Literature DB >> 17405263

Gliosarcoma with infratemporal fossa extension. Case report.

Burak Sade1, Richard A Prayson, Joung H Lee.   

Abstract

Gliosarcomas are bimorphic intraaxial tumors. Involvement of the skull base is highly unexpected. The authors present the case of a temporal lobe gliosarcoma with significant infratemporal fossa extension. This 55-year-old man presented with a 1-month history of severe progressive headache. Neurological examination was unremarkable except for bilateral papilledema. Magnetic resonance imaging revealed a 6-cm right temporal mass with extension into the infratemporal fossa. The patient underwent a right frontotemporal craniotomy together with drilling of the sphenoid ridge and middle fossa floor. The tumor consisted of intraaxial, intracranial as well as extradural, and extracranial components with extension to the posterolateral wall of the sphenoid sinus. It had a relatively well-circumscribed dissection plane. Gross-total resection was achieved, and the middle fossa floor was reconstructed using a rotated temporalis muscle flap. The postoperative course was uneventful except for hypesthesia in the distribution of the maxillary division of the right trigeminal nerve. The histopathological diagnosis was consistent with gliosarcoma. Radiotherapy and chemotherapy consisting of temozolomide were administered subsequently, and the patient was recurrence free 12 months after his initial diagnosis.

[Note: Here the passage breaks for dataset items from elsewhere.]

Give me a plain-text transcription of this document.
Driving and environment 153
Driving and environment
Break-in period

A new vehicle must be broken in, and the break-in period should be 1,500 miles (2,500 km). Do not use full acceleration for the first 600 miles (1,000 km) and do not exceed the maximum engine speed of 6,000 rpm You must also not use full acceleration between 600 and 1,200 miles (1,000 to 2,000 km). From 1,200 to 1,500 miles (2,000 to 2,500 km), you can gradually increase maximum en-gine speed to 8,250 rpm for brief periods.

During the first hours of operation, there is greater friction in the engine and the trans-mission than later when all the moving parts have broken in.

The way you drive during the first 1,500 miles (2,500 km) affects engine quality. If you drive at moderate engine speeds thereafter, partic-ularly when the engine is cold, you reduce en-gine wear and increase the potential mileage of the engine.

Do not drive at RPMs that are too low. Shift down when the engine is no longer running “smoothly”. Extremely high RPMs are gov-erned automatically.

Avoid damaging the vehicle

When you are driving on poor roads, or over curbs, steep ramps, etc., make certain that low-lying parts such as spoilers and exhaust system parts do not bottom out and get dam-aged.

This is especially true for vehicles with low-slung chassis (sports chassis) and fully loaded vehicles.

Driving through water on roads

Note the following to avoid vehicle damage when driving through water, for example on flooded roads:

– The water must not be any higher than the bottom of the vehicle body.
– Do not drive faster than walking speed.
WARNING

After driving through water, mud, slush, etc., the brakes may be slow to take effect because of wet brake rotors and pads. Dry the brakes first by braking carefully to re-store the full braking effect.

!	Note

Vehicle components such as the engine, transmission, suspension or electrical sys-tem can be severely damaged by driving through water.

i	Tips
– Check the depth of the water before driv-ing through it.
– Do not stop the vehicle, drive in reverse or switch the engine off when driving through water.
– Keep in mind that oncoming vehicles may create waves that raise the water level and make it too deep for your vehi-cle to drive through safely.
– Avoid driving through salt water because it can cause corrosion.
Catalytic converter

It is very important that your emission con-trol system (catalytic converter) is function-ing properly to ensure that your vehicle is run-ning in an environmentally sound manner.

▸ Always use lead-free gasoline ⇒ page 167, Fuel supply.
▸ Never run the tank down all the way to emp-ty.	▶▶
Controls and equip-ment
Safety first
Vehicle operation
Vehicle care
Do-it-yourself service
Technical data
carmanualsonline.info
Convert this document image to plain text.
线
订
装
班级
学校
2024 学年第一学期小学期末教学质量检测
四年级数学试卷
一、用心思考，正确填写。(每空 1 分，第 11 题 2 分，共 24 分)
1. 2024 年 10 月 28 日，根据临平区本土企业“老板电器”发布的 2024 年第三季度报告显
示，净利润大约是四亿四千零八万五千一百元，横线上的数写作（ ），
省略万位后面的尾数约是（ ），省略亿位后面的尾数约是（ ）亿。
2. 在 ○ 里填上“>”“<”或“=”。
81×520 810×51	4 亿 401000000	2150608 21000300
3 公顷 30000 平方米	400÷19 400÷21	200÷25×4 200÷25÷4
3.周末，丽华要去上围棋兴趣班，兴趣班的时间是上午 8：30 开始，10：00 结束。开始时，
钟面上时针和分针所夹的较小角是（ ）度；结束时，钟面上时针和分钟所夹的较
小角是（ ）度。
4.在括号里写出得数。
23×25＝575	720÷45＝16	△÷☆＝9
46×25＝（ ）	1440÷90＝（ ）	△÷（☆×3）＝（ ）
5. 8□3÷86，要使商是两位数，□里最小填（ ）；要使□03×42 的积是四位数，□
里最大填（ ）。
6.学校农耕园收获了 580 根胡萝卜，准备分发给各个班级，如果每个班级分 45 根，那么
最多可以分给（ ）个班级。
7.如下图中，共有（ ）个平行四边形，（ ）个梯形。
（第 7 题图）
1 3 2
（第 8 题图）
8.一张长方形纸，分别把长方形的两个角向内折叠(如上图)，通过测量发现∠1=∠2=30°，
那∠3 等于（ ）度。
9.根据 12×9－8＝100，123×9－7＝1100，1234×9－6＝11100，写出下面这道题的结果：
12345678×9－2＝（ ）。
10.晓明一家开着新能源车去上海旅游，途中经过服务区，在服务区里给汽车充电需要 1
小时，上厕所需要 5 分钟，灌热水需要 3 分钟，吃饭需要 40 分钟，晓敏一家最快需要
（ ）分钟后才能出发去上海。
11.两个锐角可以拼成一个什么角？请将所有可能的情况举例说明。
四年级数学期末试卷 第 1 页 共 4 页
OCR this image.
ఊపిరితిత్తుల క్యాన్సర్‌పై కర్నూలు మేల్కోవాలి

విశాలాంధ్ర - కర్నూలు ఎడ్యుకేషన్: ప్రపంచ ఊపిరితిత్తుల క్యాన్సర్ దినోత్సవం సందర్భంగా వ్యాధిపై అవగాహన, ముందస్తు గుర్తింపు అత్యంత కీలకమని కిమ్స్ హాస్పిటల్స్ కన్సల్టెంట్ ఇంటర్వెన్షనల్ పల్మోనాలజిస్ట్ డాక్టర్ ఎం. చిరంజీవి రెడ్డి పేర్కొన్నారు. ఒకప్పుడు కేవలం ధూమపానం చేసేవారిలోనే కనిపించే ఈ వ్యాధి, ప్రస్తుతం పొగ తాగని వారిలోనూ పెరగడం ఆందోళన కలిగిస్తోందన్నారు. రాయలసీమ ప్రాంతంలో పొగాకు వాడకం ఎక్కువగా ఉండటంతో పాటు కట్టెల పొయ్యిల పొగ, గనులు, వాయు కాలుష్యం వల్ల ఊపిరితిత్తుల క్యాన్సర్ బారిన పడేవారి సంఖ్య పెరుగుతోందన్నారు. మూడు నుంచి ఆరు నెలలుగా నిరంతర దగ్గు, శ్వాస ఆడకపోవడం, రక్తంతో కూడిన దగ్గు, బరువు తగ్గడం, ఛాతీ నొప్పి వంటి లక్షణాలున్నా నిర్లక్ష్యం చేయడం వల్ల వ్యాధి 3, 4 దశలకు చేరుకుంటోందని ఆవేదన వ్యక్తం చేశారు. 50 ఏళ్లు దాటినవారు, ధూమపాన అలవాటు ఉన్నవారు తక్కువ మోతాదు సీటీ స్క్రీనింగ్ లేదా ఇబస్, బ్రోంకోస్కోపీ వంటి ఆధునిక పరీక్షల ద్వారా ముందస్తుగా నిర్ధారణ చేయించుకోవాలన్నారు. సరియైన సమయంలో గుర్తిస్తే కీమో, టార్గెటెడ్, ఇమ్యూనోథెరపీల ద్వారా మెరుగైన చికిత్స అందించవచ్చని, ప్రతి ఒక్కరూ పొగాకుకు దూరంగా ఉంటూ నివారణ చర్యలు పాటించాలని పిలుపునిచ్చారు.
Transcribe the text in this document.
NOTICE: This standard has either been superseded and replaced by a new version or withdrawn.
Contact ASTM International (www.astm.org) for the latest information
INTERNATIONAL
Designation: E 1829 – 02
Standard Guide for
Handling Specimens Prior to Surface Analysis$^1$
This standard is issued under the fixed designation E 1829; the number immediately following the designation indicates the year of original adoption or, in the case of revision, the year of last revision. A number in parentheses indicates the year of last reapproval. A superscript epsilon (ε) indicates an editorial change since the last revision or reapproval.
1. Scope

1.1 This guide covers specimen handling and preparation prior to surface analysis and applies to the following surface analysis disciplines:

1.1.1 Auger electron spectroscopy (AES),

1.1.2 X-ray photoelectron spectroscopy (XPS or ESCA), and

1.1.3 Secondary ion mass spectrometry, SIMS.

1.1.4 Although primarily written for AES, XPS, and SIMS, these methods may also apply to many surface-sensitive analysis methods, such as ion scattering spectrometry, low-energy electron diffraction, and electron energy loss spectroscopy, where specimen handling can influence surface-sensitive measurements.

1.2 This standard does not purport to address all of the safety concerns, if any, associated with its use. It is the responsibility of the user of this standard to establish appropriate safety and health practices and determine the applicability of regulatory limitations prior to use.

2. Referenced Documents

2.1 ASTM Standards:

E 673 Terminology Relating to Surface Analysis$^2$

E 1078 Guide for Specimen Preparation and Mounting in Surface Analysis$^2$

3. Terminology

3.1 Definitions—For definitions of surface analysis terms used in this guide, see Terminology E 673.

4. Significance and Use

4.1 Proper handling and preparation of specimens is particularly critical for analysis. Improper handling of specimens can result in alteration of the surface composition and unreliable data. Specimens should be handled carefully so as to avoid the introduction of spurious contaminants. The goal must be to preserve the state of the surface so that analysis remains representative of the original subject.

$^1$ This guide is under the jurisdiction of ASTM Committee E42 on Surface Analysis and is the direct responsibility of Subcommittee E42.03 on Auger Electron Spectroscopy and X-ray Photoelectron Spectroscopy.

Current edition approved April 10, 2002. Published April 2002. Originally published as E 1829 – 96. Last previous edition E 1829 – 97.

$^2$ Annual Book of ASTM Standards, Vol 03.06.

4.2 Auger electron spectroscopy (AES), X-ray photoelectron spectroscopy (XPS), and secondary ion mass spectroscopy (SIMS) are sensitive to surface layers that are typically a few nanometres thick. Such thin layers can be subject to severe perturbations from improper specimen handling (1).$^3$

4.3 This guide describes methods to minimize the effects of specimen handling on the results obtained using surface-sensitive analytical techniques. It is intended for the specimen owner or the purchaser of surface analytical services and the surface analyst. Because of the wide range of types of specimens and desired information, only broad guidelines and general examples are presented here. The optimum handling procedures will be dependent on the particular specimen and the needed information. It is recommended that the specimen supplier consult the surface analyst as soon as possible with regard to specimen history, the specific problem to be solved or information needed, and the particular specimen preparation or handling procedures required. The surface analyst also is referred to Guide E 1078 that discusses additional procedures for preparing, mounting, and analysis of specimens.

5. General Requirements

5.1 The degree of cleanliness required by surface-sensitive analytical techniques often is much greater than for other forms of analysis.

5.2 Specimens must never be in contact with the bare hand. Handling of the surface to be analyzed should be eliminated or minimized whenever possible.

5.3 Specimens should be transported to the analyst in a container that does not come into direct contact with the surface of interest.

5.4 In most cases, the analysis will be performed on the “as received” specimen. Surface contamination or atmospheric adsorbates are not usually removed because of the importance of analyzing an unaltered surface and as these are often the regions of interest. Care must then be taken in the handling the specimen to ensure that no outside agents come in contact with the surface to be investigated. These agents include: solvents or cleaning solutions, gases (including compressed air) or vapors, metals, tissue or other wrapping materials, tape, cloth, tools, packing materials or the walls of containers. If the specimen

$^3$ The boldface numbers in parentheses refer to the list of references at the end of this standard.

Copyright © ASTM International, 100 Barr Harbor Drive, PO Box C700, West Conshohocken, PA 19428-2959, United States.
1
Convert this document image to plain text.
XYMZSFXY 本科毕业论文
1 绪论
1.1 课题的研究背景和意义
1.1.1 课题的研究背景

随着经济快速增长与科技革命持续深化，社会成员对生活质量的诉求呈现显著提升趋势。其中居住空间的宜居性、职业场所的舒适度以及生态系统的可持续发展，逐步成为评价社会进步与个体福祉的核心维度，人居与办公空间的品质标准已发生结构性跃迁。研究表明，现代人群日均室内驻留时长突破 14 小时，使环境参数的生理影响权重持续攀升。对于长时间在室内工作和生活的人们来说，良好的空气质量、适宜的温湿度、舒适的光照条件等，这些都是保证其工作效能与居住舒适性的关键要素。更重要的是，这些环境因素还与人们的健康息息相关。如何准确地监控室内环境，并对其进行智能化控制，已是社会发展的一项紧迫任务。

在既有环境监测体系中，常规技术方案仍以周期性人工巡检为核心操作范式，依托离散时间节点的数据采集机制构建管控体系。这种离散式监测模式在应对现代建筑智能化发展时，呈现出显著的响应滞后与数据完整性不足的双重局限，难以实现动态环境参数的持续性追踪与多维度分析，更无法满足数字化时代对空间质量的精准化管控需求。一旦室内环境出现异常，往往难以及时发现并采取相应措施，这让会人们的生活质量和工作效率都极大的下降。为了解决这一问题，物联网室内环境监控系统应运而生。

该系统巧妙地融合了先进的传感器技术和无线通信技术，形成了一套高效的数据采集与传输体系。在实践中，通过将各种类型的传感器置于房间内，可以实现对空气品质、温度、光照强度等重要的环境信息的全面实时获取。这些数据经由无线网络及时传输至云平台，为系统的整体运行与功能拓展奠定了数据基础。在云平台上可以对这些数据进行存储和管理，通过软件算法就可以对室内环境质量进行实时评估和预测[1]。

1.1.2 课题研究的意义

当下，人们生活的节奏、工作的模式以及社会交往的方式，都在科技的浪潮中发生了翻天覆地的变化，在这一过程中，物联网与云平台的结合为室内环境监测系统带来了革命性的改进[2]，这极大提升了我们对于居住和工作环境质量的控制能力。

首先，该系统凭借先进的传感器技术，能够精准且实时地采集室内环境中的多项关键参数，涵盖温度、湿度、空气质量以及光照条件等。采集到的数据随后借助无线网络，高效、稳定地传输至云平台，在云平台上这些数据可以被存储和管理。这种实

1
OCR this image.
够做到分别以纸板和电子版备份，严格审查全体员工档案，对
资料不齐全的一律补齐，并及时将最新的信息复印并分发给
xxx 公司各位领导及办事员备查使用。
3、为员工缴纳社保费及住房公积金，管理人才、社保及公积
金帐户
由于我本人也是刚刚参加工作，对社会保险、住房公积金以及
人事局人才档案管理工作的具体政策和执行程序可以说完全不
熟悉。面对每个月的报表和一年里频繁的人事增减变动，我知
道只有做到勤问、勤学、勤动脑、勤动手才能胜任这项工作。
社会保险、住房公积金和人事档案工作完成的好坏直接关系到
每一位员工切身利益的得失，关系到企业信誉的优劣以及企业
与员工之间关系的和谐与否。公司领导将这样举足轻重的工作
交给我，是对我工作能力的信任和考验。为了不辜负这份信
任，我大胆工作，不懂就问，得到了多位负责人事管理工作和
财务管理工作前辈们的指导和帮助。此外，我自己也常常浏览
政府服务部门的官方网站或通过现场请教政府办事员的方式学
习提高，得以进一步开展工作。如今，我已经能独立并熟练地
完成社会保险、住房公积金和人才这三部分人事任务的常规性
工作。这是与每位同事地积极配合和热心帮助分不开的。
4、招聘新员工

In the presence of a mass lesion with both intraaxial and extracranial involvement, gliosarcoma should be considered among the differential diagnoses. Aggressive resection should be attempted, including the use of skull base surgical techniques to ensure an optimal outcome. The effect of skull base involvement to the overall treatment and outcome of patients with gliosarcomas would be difficult to determine given the rare occurrence of these lesions in such locations.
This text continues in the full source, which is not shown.